富柏村日剩

香港で2000年02月24日から毎日綴り始めた日記ブログ 現在は身在日本

一月九日(金)曇。少し寒さぶり返す。或る仕事にて普段かなり温情厚しと感じていた数名が些細な業務につき信じられぬほど利己的、薄情なる実性をば見せつけられ何故にかふまで勝手になれるものかと裏切られた感あり呆れ怒り通り越し悲しく暗澹たる思ひ。iPodへの録音作業にてかなり古い、最近聴いておらぬ曲いくつもあり。例えばBoz Scaggsの「Middle Man」で、もう四半世紀も昔のアルバム、TOTO(便器に非ず)の演奏にて見事なる楽曲、当時、SonyのテレビCMにこのアルバムより「Breakdown Dead Ahead」なる曲用いて「紐育の朝はロックで始まる」といふコピーに当時は余も「そうか」と感じたもの。Boz氏の歌唱、歌手の歌なるもの音程は人により多少の♯、♭ありそれが気になるのだが、Boz氏の場合、彼の多少♯気味の音程がこれがまた心地よし。前述の不快の気分転換にと早晩にジムに馳せるが多少の運動にては気も紛れず帰りしなコンビニにて麦酒立ち飲み。夕餉に菊正宗コップに二杯飲み文藝春秋二月号一読し更に暗澹たる気分のまま早寝。

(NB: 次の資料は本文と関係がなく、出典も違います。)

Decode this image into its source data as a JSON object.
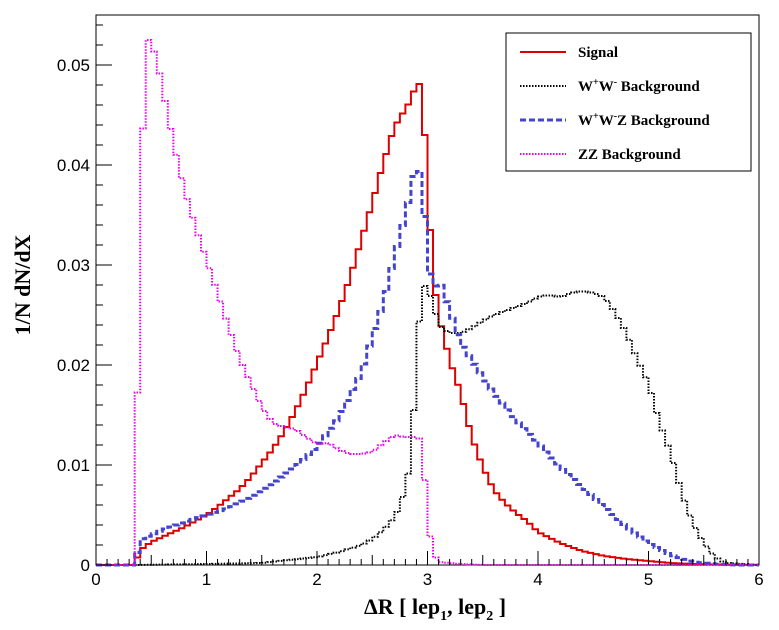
{
  "chart_data": {
    "type": "line",
    "title": "",
    "xlabel": "ΔR [ lep1, lep2 ]",
    "xlabel_parts": {
      "prefix": "ΔR [ lep",
      "sub1": "1",
      "mid": ", lep",
      "sub2": "2",
      "suffix": " ]"
    },
    "ylabel": "1/N dN/dX",
    "xlim": [
      0,
      6
    ],
    "ylim": [
      0,
      0.055
    ],
    "x_ticks": [
      "0",
      "1",
      "2",
      "3",
      "4",
      "5",
      "6"
    ],
    "y_ticks": [
      "0",
      "0.01",
      "0.02",
      "0.03",
      "0.04",
      "0.05"
    ],
    "bin_width": 0.05,
    "legend_position": "top-right",
    "series": [
      {
        "name": "Signal",
        "legend_parts": {
          "base": "Signal"
        },
        "color": "#dd0000",
        "dash": "solid",
        "x": [
          0.35,
          0.4,
          0.5,
          0.6,
          0.7,
          0.8,
          0.9,
          1.0,
          1.1,
          1.2,
          1.3,
          1.4,
          1.5,
          1.6,
          1.7,
          1.8,
          1.9,
          2.0,
          2.1,
          2.2,
          2.3,
          2.4,
          2.5,
          2.6,
          2.7,
          2.8,
          2.85,
          2.9,
          2.95,
          3.0,
          3.05,
          3.1,
          3.2,
          3.3,
          3.4,
          3.5,
          3.6,
          3.7,
          3.8,
          3.9,
          4.0,
          4.2,
          4.4,
          4.6,
          4.8,
          5.0,
          5.2,
          5.4,
          5.6,
          5.8,
          6.0
        ],
        "y": [
          0.0,
          0.0015,
          0.0023,
          0.0028,
          0.0033,
          0.0038,
          0.0044,
          0.005,
          0.0058,
          0.0067,
          0.0076,
          0.0088,
          0.0102,
          0.0116,
          0.0133,
          0.0153,
          0.0176,
          0.0202,
          0.0228,
          0.0256,
          0.0288,
          0.0325,
          0.0362,
          0.0402,
          0.0438,
          0.0456,
          0.0465,
          0.0482,
          0.048,
          0.038,
          0.029,
          0.025,
          0.0205,
          0.0172,
          0.0128,
          0.0098,
          0.0075,
          0.0062,
          0.0052,
          0.0044,
          0.0033,
          0.0022,
          0.0014,
          0.0009,
          0.0006,
          0.0004,
          0.0002,
          0.0001,
          5e-05,
          0.0,
          0.0
        ]
      },
      {
        "name": "W+W- Background",
        "legend_parts": {
          "base": "W",
          "sup1": "+",
          "mid": "W",
          "sup2": "-",
          "suffix": " Background"
        },
        "color": "#000000",
        "dash": "dotted",
        "x": [
          0.35,
          1.0,
          1.5,
          2.0,
          2.2,
          2.4,
          2.5,
          2.6,
          2.7,
          2.75,
          2.8,
          2.85,
          2.9,
          2.95,
          3.0,
          3.05,
          3.1,
          3.2,
          3.3,
          3.4,
          3.5,
          3.6,
          3.7,
          3.8,
          3.9,
          4.0,
          4.1,
          4.2,
          4.3,
          4.4,
          4.5,
          4.6,
          4.7,
          4.8,
          4.9,
          5.0,
          5.1,
          5.2,
          5.3,
          5.4,
          5.5,
          5.6,
          5.7,
          6.0
        ],
        "y": [
          0.0,
          0.0001,
          0.0002,
          0.0008,
          0.0013,
          0.002,
          0.0026,
          0.0035,
          0.0048,
          0.0058,
          0.0078,
          0.0105,
          0.0205,
          0.0282,
          0.0276,
          0.0262,
          0.024,
          0.0232,
          0.0232,
          0.0237,
          0.0244,
          0.025,
          0.0254,
          0.0258,
          0.0262,
          0.0268,
          0.027,
          0.0268,
          0.0272,
          0.0274,
          0.0272,
          0.0268,
          0.0252,
          0.0232,
          0.0205,
          0.0182,
          0.0142,
          0.0112,
          0.0072,
          0.0042,
          0.0022,
          0.0008,
          0.0002,
          0.0
        ]
      },
      {
        "name": "W+W-Z Background",
        "legend_parts": {
          "base": "W",
          "sup1": "+",
          "mid": "W",
          "sup2": "-",
          "suffix": "Z Background"
        },
        "color": "#4444cc",
        "dash": "dashed",
        "x": [
          0.35,
          0.4,
          0.6,
          0.8,
          1.0,
          1.2,
          1.4,
          1.6,
          1.8,
          2.0,
          2.2,
          2.4,
          2.5,
          2.6,
          2.7,
          2.8,
          2.85,
          2.9,
          2.95,
          3.0,
          3.05,
          3.1,
          3.2,
          3.3,
          3.4,
          3.5,
          3.6,
          3.8,
          4.0,
          4.2,
          4.4,
          4.6,
          4.8,
          5.0,
          5.2,
          5.4,
          5.6,
          5.8,
          6.0
        ],
        "y": [
          0.0,
          0.0025,
          0.0035,
          0.0043,
          0.005,
          0.0057,
          0.0068,
          0.0082,
          0.0098,
          0.0118,
          0.0148,
          0.0192,
          0.0228,
          0.0262,
          0.0308,
          0.035,
          0.0375,
          0.0402,
          0.0385,
          0.0312,
          0.027,
          0.0288,
          0.0255,
          0.0222,
          0.0205,
          0.0188,
          0.0172,
          0.0145,
          0.0122,
          0.0098,
          0.0078,
          0.0058,
          0.0038,
          0.0022,
          0.001,
          0.0003,
          0.0001,
          0.0,
          0.0
        ]
      },
      {
        "name": "ZZ Background",
        "legend_parts": {
          "base": "ZZ Background"
        },
        "color": "#ee00ee",
        "dash": "dotted",
        "x": [
          0.35,
          0.4,
          0.45,
          0.5,
          0.55,
          0.6,
          0.7,
          0.8,
          0.9,
          1.0,
          1.1,
          1.2,
          1.3,
          1.4,
          1.5,
          1.6,
          1.7,
          1.8,
          1.9,
          2.0,
          2.1,
          2.2,
          2.3,
          2.4,
          2.5,
          2.6,
          2.7,
          2.8,
          2.9,
          2.95,
          3.0,
          3.05,
          3.1,
          3.3,
          3.5,
          6.0
        ],
        "y": [
          0.0,
          0.0345,
          0.0528,
          0.0522,
          0.0505,
          0.0478,
          0.0422,
          0.0375,
          0.0338,
          0.0305,
          0.0272,
          0.0238,
          0.0206,
          0.0182,
          0.0158,
          0.0142,
          0.0138,
          0.0136,
          0.0128,
          0.0121,
          0.0122,
          0.0115,
          0.0111,
          0.0111,
          0.0113,
          0.0122,
          0.013,
          0.0128,
          0.0128,
          0.0125,
          0.0045,
          0.0012,
          0.0003,
          0.0001,
          0.0,
          0.0
        ]
      }
    ]
  }
}
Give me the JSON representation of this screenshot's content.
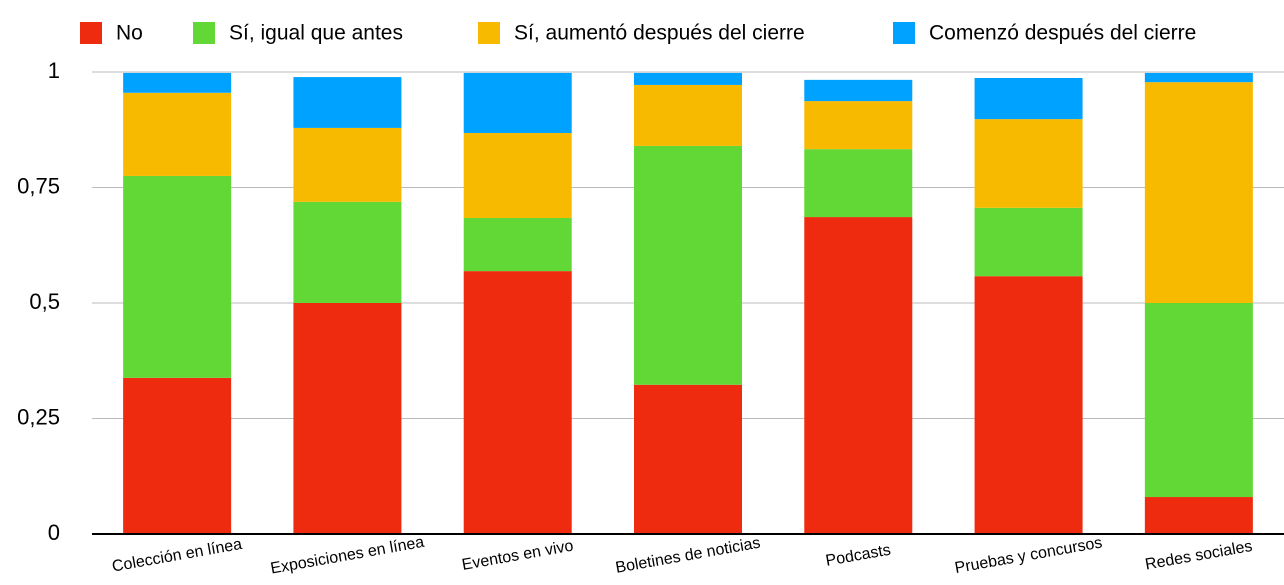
{
  "chart_data": {
    "type": "stacked_bar",
    "categories": [
      "Colección en línea",
      "Exposiciones en línea",
      "Eventos en vivo",
      "Boletines de noticias",
      "Podcasts",
      "Pruebas y concursos",
      "Redes sociales"
    ],
    "series": [
      {
        "name": "No",
        "color": "#ee2a0f",
        "values": [
          0.338,
          0.5,
          0.569,
          0.323,
          0.686,
          0.558,
          0.08
        ]
      },
      {
        "name": "Sí, igual que antes",
        "color": "#61d836",
        "values": [
          0.437,
          0.219,
          0.115,
          0.517,
          0.147,
          0.148,
          0.42
        ]
      },
      {
        "name": "Sí, aumentó después del cierre",
        "color": "#f8ba00",
        "values": [
          0.18,
          0.16,
          0.184,
          0.132,
          0.104,
          0.192,
          0.478
        ]
      },
      {
        "name": "Comenzó después del cierre",
        "color": "#00a2ff",
        "values": [
          0.043,
          0.11,
          0.13,
          0.026,
          0.046,
          0.089,
          0.02
        ]
      }
    ],
    "ylim": [
      0,
      1
    ],
    "yticks": [
      0,
      {
        "value": 0.25,
        "label": "0,25"
      },
      {
        "value": 0.5,
        "label": "0,5"
      },
      {
        "value": 0.75,
        "label": "0,75"
      },
      1
    ],
    "grid": true,
    "legend": "top"
  }
}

文藝春秋なるもの、菊池寛の廿世紀での日本の文芸、思想界に於ける害悪甚だしきこと真なり。荷風先生早く見出した如し。文藝春秋といふ総合誌も見開きより一見上品なる写真、広告記事続き本文となり著名なる方々の随筆より始れば、二月号でいへば、阿川弘之君のイラクにて「亡くなった二人の外交官……、「テロに屈してはいけない」と言つてゐた人たちの素志を、言葉でなく行動で継承し、事実日本が、テロリストどもの脅迫に屈伏せぬ一人前の近代国家であることを、世界に示す絶好の機会」と近代国家なるものへの誤解甚だしき論評。漢学の碩学白川静先生すら文藝春秋では「文字を奪われた日本人」と戦後の日本が米国主導により日本の、東洋の文化と歴史の基を損ったと陳腐なる御節。今求められるべきは狭い文化伝統主義に非ず、泰西だらふが支那、日本だらふが博い視野から全てを体現できる輩であり、戦後なるものを単直に米国支配で日本の伝統が損われたなどと理解するべきでない。米国があろうとなかろうと岸田秀的に言えば幕末にアイデンティティの崩壊あり<個人>なる思想の流入にてどうにか知識人的には明治、大正は自己統一できたものが戦争に向かふ過程で国家規模で崩れたのであり米国の所為になどするは余りに利己的なる免罪。それに続き公明党依存脱却し憲法改正し真の国家になるには「自民は民主と大連立」せよだの、昨年好評博した?「父が子に教える日本史」といふ幻想的行為で過去をば語ったら二月号では視線を将来に据え「次の十年」はこうなる、と、水木楊なる作家の文章一瞥すれば、イラク派兵にて自衛隊に死者が出て公明党離反 自民党内で反小泉勢力が加藤紘一担ぎ反乱、民主・共産・社民による内閣不信任で衆議院解散、小泉失脚し民主党公明党連立で菅首班、折から日本が国連常任理事国入り打診あり憲法改正めぐり解散、民主党割れて小沢「新憲政党」旗上げ、最後のチャンスに打って出た石原慎太郎「日本独立党」が新憲政党と連立し終に憲法改正国民投票となる……と。これを読んで余の耳にはピンクフロイドの曲が流れるばかり。頁めくり読者の投稿には神奈川県の坪井和也君なる19才浪人生の投稿あり高校教育は「日教組教育と左翼偏向報道の影響」がひどく、修学旅行のアルバムには広島の原爆ドーム前でのVサイン、無邪気な「ピース」連呼があり、この青年はこれを「連合国側の勝利のVサイン、その彼我の差にこそ注意を凝らすべき」で「権力が轢死を壟断したような戦後教育のおぞましささえ感じる」と。十九の何も知らぬ小僧にこれだけの言説あり。一九のガキにここまで言われ、世の大人ども、自らが懸命に生きた戦後半世紀はそこまでひどいものなのか、と何故、怒らぬか。寧ろこれを読み「最近の若者はよくわかっている」などと安堵するのなら(と、それが文藝春秋の読者だが)それこそ彼我の己の生涯に何ら栄誉もなき自虐主義なり。